National Upper Cervical Chiropractic Association
- Abbreviation: NUCCA
- Formation: April 16, 1966; 60 years ago
- Founder: Ralph Gregory
- Headquarters: 5353 Wayzata Blvd., Suite 350
- Location: Minneapolis, Minnesota;
- Coordinates: 44°58′10″N 93°20′54″W﻿ / ﻿44.969578°N 93.348370°W
- President: Dr. Glenn Cripe
- Vice President: Dr. Kurt Sherwood
- Website: www.nucca.org

= NUCCA =

NUCCA is an acronym for the National Upper Cervical Chiropractic Association. It was founded in 1966 by chiropractor Ralph Gregory and based primarily upon the work he and John Grostic had performed before Grostic's death in 1964. The new style of upper cervical adjusting technique was taught in 1966 at the first NUCCA seminar, which was held at the Howard Johnson Motel in Monroe, Michigan.

NUCCA is currently taught at 5 chiropractic colleges/universities: Palmer School of Chiropractic, Northwestern Health Sciences University, Sherman College of Chiropractic, Life University and Life Chiropractic College West.

== History ==
When the craniocervical junction (head and neck) is injured, the NUCCA process uses a specific procedure focused on correcting a small misalignment of this area of the neck and head. NUCCA uses a precise, gentle, non-invasive spinal adjusting technique that ultimately relieves interference to the nervous system and restores optimal balance to the entire spinal column.

The NUCCA process brings several generations of clinical research to correcting the Atlas Subluxation Complex.

By using precise and objective x-rays of the head and neck, along with mathematical measurement analysis, NUCCA doctors are able to establish a misalignment pattern unique to every person.

Once the misalignment is understood by the doctor, there is no need for further x-rays because correlating the relationship between posture and upper cervical misalignment allows posture to then be used thereafter to judge alignment.

Additionally, there is often less need for repeated corrections because of the specific x-ray measurements.

== Technique ==
NUCCA focuses on the upper vertebrae in the neck and uses pre and post X-rays to correct misalignments of the upper spine. The method uses double-pivot-point X-ray analysis, the "development of the triceps pull manual adjustment" and "design and development of the Anatometer posture distortion measuring instrument". Unlike other chiropractic techniques, NUCCA does not use manual adjustments and does not involve twisting or popping.

== Literature ==

Upper Cervical Research Foundation

The research branch of NUCCA, the Upper Cervical Research Foundation (UCRF), was established in 1971 and has been studying the link between the NUCCA work, the upper cervical spine and optimal well–being.

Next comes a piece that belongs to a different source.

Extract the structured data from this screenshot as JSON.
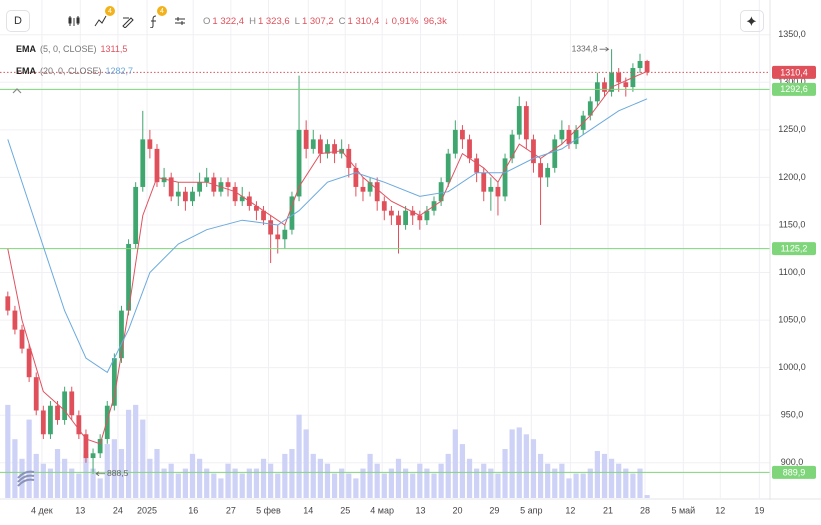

The Upper Cervical Monograph

The Monograph was started in March 1973 to share articles of the technical aspects of NUCCA, reports on NUCCA research and chiropractic in general.

NUCCA and Blood Pressure

In 2007 NUCCA published Atlas vertebra realignment and achievement of arterial pressure goal in hypertensive patients: a pilot study. The study design used was randomized, double blind, with a placebo control.
The results of the study showed no adverse effects with marked and sustained reductions in blood pressure similar to the use of two blood-pressure medications given in combination.

NUCCA and Migraines

In 2015 NUCCA published a study on migraine sufferers performed at the University of Calgary. The study used a supine phase contrast MRI to track venous and arterial flow in and out of the brain, as well as the fluid dynamics of cerebral spinal fluid.

Subjects were examined by a neurologist and completed baseline migraine-specific outcomes. The presence of atlas misalignment allowed study inclusion, permitting baseline MRI data collection.

The Subject were re-evaluated at 4 and 8 weeks and revealed clinically significant improvement in symptoms with a decrease in headache days.